11 hits in a week. DNP3 on TCP/20000 is heavily concentrated in North American electric and water utilities and rarely shows up in indiscriminate internet sweeps. The few hits we see are DNP3 Link-Layer Function Code 4 (Unconfirmed User Data) probes — the cheapest way to confirm a DNP3 outstation is present without committing to a full handshake.

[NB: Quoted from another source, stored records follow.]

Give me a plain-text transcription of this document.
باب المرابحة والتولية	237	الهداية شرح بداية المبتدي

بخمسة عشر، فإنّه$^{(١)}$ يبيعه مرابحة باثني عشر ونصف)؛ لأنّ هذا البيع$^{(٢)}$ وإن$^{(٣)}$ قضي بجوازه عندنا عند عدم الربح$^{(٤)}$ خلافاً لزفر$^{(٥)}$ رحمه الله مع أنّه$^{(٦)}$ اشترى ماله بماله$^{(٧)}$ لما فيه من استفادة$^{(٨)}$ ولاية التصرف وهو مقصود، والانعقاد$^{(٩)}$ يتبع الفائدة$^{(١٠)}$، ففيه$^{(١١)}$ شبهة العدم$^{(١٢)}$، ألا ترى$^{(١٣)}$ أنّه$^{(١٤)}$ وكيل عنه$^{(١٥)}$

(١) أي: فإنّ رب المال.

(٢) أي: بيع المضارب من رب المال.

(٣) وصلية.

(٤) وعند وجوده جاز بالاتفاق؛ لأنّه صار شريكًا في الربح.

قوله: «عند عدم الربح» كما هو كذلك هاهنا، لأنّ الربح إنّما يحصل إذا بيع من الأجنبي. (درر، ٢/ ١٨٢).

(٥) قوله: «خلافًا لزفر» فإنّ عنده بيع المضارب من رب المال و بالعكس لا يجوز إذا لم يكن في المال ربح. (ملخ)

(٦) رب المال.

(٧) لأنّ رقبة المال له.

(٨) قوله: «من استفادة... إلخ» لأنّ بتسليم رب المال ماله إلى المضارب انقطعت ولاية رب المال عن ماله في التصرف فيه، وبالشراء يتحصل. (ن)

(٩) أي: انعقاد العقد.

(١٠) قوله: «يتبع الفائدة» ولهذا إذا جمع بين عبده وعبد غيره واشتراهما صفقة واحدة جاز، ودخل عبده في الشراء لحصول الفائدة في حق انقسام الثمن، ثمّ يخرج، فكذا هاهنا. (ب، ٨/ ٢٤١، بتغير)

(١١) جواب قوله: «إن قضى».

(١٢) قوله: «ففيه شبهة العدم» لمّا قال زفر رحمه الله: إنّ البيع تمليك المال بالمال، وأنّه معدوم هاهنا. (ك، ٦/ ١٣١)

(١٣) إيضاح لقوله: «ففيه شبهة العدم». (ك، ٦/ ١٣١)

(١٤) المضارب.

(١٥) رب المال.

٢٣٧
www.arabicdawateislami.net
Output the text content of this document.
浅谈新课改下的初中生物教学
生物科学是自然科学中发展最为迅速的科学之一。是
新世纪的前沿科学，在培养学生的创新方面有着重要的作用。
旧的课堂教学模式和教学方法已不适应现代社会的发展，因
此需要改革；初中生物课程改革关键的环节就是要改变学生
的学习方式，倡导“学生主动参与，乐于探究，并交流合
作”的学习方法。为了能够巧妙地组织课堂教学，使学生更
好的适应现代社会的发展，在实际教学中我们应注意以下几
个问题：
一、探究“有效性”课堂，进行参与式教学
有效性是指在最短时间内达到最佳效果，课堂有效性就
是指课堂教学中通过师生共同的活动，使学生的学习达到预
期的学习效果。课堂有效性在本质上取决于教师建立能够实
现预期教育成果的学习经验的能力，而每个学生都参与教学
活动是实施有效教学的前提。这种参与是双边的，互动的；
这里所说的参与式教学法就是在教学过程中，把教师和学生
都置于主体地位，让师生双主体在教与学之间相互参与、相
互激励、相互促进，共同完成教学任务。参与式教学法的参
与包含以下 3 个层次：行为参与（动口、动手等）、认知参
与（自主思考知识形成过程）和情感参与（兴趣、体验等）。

What this tells you about your real ICS posture

Three takeaways that apply equally well to a real plant, substation, or building-management network as they do to a honeypot:

Banner-grab volume is not the metric that matters. The big numbers (Shodan, Censys, ZoomEye-class scanners) generate most of what shows up on the wire, but they don’t represent adversary intent. The metric is protocol-classified hits — events where the wire-format parser actually engaged. That’s the number we report above.
Function-code targeting is the early-warning bar. S7 Read SZL, Modbus FC 43, IEC-104 General Interrogation — these are reconnaissance with intent, not catalogue-style enumeration. They are also fundamentally indistinguishable from legitimate maintenance traffic, which is why authentication plus allow-listed source ACLs are the only defence that holds.
The protocols that don’t answer don’t get probed twice. The 10× SYN-vs-classified ratio we noted at the top is symmetric: tooling that doesn’t get an ICS-shaped response back on the first packet moves on. A real industrial endpoint that simply doesn’t respond to unauthenticated probes ends up with the same wire-level signature as one that’s not there at all. That is, by itself, a defence.

How we classify

Each honeypot is a focused stdlib-only Python service that answers only the protocol’s well-formed wire frames. The classifier then walks the parsed PDU and assigns one of the following attack-type tags:

ics_enumeration — banner-grab, discovery, device-identify shape
ics_recon_function_code — specific Read/Identify FCs with target-fingerprint intent
ics_write_attempt — FC 5/6/15/16 Modbus, S7Comm write, IEC-104 control-direction (none observed in the 30-day window)
ics_command_with_intent — select-before-operate, breaker-flip, PLC stop/start (none observed)

The honeypots are alert-only and never engage write paths, but the classifier is the same one used in pentests when we run these protocols through the AFA fuzzer — so if a real ICS write does land, the existing rules promote it.